In May 2018, the European Union (EU) implemented the General Data Protection Regulation (GDPR) to safeguard personal data. Two years later, the EU confirmed the regulation achieved the intended outcome of strengthening individual rights. But the regulation has created new challenges by disproportionately benefiting Big Tech as a result of smaller firms’ inability to bear the costs related to myriad requirements. Recent studies explore the reasons for this troubling and unintended consequence of GDPR on competition and market concentration.
High Compliance Costs
At the outset, high compliance costs largely affect small and medium businesses. GDPR imposes strict obligations regarding the collection, processing, storage, and use of data. Companies need to ask for explicit consent to collect and process personal information. They must inform consumers about what data are being collected and if/how those data are shared with third parties. Additionally, data protection requirements extend beyond initial transactions between businesses and consumers; and businesses that collect and process data need to incur the costs of being able to fulfill requests including data access, correction, and erasure. Companies also cannot store data longer than necessary. Finally, because of its extraterritorial scope, GDPR applies to any business that collects data from EU residents, regardless of location.
International Association of Privacy Professionals estimated that medium-sized companies spent close to $3 million in 2017-2018 to fulfill the regulatory requirements, and an average U.S. Fortune 500 firm paid $16 million. Regulatory costs forced several newspapers and advertising firms to exit the EU market, and many small European firms are struggling to comply with the requirements.
Obtaining Informed Consent
The new opt-in consent requirement reduces data availability. Without explicit consent, firms cannot track consumers across websites or share data with third parties. Research shows requiring explicit opt-out consent deters more consumers from using the website by familiarizing them with data policies or interrupting the online experience. Further, the transaction costs associated with obtaining consent negatively affect smaller firms. As a result, firms collect far less data for targeted services and advertising. Post-GDPR, a third-party data intermediary experienced a 12.5 percent drop in user data for the online travel industry.
However, large online platforms may be in violation of the purpose limitation principle. The law restricts businesses from processing data more than required for the initial purpose. In 2018, Germany’s Federal Cartel Office (FCO), under its competition law, prohibited Facebook from combining data from multiple services. It determined that Facebook was exploiting its dominant market position to insist on conditional user contracts. When Germans agree to share their data with Facebook.com, they also have to permit data processing by other Facebook-related services. FCO observed that Facebook data handling practices are in violation of GDPR as there is no justification for collecting or processing data from multiple services to fulfill its contractual obligation related to Facebook.com services. On Facebook’s appeal, a Higher Regional Court in Düsseldorf suspended the order last year. But recently the German Federal Court of Justice upheld the FCO findings on Facebook’s practices.
Data Sharing Limitations
Additionally, data sharing limitations also disadvantage smaller firms. Businesses are now liable for privacy violations by third parties. If user data are shared externally, companies collecting data must ensure GDPR compliance. Failure to conform can result in a severe fine of up to 20 million euros or 4 percent of global revenue. The high cost of violations dictates a more cautious approach. Websites reduced the use of third-party technologies such as cookies by 12.8 percent in the EU. Also, businesses prefer to contract with large web-technology providers as they are better positioned to fulfill the legal requirement. A study found that a week after GDPR implementation market concentration increased by 17 percent because websites dropped smaller vendors.
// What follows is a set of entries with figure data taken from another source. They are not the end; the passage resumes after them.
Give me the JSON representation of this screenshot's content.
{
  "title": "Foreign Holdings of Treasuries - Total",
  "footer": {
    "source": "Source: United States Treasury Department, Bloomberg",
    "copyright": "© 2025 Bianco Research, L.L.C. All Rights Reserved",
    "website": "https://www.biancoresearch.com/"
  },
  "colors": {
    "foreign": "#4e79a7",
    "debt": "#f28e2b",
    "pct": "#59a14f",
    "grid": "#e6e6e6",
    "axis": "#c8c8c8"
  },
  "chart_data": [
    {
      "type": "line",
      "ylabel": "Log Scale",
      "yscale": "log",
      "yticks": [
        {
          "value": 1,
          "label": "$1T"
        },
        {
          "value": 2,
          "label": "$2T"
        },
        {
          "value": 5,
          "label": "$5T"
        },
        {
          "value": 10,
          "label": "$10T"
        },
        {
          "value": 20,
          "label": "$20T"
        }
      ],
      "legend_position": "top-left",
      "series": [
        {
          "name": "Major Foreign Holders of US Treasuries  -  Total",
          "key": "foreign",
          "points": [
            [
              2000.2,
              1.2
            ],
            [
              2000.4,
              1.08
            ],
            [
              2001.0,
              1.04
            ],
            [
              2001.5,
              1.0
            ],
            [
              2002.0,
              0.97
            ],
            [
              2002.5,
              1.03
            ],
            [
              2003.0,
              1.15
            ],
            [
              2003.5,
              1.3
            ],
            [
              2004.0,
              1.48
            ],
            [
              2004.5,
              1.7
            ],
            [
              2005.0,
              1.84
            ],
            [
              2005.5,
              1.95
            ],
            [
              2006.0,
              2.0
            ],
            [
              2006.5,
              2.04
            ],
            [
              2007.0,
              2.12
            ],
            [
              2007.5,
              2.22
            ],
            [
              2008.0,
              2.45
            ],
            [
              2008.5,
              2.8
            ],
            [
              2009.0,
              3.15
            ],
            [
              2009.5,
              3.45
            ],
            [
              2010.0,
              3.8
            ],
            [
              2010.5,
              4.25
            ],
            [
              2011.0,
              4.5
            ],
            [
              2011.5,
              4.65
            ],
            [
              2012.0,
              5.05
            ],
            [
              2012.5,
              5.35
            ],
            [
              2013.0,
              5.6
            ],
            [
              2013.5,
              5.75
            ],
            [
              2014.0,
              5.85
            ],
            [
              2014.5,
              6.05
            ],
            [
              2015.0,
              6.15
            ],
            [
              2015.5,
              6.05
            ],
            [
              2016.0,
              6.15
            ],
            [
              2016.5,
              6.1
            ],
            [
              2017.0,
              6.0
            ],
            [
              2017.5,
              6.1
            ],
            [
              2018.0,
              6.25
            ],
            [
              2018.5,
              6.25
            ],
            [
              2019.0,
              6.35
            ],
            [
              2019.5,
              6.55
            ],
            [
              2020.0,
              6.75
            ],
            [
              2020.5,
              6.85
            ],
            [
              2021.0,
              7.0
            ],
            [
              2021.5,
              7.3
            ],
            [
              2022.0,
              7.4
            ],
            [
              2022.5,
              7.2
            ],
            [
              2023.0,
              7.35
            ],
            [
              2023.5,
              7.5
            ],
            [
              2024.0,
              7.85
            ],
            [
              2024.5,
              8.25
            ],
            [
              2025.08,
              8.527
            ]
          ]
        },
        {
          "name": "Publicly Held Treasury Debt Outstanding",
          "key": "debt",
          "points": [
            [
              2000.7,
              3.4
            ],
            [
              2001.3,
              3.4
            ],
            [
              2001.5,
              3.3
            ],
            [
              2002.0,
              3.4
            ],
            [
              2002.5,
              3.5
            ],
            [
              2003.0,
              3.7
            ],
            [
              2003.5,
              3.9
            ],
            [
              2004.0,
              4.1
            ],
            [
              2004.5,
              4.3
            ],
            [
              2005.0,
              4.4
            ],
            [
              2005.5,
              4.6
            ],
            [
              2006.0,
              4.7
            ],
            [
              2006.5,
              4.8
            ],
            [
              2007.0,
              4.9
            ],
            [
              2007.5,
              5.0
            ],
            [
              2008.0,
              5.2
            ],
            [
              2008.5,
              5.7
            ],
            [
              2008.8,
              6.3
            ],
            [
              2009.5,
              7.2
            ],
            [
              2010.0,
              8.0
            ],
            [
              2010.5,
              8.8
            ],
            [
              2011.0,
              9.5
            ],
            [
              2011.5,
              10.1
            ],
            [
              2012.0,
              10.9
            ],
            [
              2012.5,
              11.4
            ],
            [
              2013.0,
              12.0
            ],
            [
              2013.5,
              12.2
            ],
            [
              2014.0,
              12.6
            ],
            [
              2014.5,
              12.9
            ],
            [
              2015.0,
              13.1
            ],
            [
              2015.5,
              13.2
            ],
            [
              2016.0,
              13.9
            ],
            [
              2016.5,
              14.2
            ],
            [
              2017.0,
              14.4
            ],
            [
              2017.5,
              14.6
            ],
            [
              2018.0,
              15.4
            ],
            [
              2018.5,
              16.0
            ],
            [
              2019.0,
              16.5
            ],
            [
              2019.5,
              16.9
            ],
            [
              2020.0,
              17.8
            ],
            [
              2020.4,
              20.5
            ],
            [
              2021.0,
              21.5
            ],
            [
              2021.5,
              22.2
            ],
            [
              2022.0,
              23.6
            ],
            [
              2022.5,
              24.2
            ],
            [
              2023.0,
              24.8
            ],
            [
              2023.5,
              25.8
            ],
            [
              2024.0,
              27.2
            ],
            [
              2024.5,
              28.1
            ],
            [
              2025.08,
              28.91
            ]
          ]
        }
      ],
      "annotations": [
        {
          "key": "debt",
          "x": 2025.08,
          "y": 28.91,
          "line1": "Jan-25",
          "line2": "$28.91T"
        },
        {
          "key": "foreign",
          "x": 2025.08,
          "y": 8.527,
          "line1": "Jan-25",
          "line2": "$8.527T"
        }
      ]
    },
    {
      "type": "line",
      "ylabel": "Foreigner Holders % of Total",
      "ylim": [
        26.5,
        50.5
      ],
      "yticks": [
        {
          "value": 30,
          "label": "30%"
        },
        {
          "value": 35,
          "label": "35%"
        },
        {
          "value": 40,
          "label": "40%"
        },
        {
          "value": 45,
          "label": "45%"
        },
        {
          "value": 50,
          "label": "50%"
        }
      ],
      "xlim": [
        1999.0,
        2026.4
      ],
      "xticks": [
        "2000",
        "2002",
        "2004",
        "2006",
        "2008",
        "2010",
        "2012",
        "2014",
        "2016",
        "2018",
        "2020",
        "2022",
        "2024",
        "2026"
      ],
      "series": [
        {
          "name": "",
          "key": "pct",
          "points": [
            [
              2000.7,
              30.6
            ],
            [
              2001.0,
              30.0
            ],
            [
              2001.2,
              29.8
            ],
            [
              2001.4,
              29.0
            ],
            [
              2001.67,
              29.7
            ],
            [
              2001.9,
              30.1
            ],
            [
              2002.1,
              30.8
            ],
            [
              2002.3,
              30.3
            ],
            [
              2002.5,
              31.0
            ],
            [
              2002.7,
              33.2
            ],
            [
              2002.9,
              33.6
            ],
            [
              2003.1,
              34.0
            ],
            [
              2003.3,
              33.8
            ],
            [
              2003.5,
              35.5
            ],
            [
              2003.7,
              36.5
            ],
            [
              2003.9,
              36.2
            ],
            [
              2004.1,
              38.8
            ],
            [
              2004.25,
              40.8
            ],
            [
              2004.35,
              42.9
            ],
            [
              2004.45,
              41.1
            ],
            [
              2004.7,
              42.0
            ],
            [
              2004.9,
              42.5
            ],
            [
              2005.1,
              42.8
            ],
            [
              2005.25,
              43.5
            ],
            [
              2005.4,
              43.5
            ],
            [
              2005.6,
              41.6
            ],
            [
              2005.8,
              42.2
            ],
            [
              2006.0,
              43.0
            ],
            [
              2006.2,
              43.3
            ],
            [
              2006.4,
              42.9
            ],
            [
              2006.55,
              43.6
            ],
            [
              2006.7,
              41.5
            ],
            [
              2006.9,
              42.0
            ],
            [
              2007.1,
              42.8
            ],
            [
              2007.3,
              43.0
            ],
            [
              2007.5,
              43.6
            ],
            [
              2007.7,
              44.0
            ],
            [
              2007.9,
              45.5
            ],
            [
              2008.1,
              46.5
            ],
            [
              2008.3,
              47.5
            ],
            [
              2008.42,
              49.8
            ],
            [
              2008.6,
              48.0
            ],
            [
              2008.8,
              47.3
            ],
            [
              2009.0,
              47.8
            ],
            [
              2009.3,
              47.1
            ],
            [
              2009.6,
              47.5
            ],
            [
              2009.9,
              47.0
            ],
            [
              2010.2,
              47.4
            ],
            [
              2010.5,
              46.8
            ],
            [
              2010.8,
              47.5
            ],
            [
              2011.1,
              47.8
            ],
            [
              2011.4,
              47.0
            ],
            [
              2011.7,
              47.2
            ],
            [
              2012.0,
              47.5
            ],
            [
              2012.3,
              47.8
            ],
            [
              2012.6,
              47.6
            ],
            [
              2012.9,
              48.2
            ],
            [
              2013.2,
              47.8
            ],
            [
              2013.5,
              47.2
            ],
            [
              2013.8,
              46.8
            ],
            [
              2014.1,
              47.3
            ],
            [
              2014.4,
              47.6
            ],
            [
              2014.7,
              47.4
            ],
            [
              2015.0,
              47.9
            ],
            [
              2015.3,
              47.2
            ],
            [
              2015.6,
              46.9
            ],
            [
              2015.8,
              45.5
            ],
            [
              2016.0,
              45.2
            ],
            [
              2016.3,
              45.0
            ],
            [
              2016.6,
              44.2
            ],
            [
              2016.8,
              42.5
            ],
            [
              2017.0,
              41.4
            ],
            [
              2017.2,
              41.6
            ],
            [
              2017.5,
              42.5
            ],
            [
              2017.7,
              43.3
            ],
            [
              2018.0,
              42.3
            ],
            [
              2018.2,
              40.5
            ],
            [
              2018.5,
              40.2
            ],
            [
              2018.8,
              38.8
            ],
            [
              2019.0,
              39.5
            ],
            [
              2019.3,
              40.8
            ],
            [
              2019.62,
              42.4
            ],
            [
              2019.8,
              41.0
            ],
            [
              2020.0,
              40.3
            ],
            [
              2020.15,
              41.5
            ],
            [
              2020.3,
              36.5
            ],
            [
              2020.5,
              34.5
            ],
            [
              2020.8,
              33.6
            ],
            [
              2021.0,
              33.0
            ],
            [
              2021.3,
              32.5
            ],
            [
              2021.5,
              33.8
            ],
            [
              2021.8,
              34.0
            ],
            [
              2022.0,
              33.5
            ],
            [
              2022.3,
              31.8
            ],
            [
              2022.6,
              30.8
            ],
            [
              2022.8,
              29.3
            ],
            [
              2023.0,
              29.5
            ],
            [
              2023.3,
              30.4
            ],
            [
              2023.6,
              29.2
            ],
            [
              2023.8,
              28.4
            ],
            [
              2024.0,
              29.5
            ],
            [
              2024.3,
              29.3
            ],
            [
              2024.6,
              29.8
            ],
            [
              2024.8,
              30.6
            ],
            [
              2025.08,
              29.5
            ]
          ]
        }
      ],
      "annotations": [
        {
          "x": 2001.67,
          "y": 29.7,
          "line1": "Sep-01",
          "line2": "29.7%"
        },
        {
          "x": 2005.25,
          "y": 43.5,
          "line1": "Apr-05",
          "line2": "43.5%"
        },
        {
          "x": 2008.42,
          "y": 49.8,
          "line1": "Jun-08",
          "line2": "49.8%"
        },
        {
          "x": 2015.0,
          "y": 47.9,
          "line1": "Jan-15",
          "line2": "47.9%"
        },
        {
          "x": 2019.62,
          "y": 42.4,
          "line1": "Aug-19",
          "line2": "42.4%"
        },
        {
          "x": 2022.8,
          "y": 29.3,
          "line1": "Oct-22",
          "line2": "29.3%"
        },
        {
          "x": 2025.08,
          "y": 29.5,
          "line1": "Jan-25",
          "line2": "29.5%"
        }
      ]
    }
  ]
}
Additionally, large companies such as Google limit access to their data. After GDPR implementation, Google restricted transfer of advertising data available through DoubleClick ID, a tool that allows marketers to measure and compare audience reach. Earlier, when Google removed third-party advertising on YouTube, its competitor AppNexus lost access to important data, and customers eventually moved to Google. Smaller web technology vendors face more challenges because of their dependence on data from multiple sources.
Perceived risks and uncertainty also decreased investments in new ventures. Between May 2018 and April 2019, EU firms experienced a 26.1 percent decrease in monthly venture deals. The average amount of money companies raised fell by 33.8 percent. The decline was higher among foreign investors. However, domestic investments continued at the same rate; possibly because of the information investors have about local enforcement or their ability to handle risks due to local presence. Nevertheless, strict privacy regulation can lead to reduction in foreign investments.
When GDPR was implemented, the European policymakers emphasized the individual right to data protection. The EU’s recently released report highlights the effectiveness of GDPR by citing the increased awareness of data protection among individuals. According to the Eurobarometer survey, 51 percent are aware of the right to access their personal data held by private companies. And data protection authorities reported around 275,000 complaints between May 2018 and November 2019.
While the regulation has empowered citizens, it has also negatively affected small businesses and increased market concentration. The European experience particularly highlights the challenges associated with data sharing in the digital sector. It appears that the European Commission is aware of the potential difficulties in development of new technologies and exploring ways to reduce barriers to innovation. However, it remains to be seen how the EU will respond to these challenges.